La CFTC, pour moi, c’est la résistance ! Car elle a souvent été malmenée. Ce sont aussi les valeurs humaines, l’attention à l’autre… Et de grands hommes qui se sont engagés en faisant presque fi de leur vie personnelle, comme Jacques Voisin, Jacky Dintinger, Jean-Louis Deroussen, Alain Deleu… Pour moi, la CFTC est une immense équipe, une grande famille, des manifestations, un état d’esprit, une façon de vivre.
Sur quels sentiments concluez-vous votre parcours syndical ?

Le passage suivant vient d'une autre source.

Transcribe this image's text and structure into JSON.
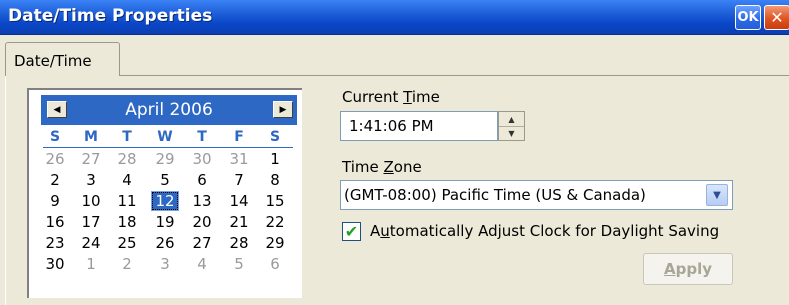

Ça fait 41 ans que je suis militante et j’ai l’impression que ça fait 10 ans ! Je ressens forcément un peu de tristesse. J’ai essayé de faire tout ce que je pouvais et je pense y être parvenue, à en croire tous les messages que j’ai reçus ces dernières semaines. D’anciens et d’actuels dirigeants syndicaux, et même du Medef, ont souhaité partager un repas avec moi. Je pars aussi avec le souvenir de tous les salariés de la Confédération qui m’ont aidée à devenir celle que je suis aujourd’hui.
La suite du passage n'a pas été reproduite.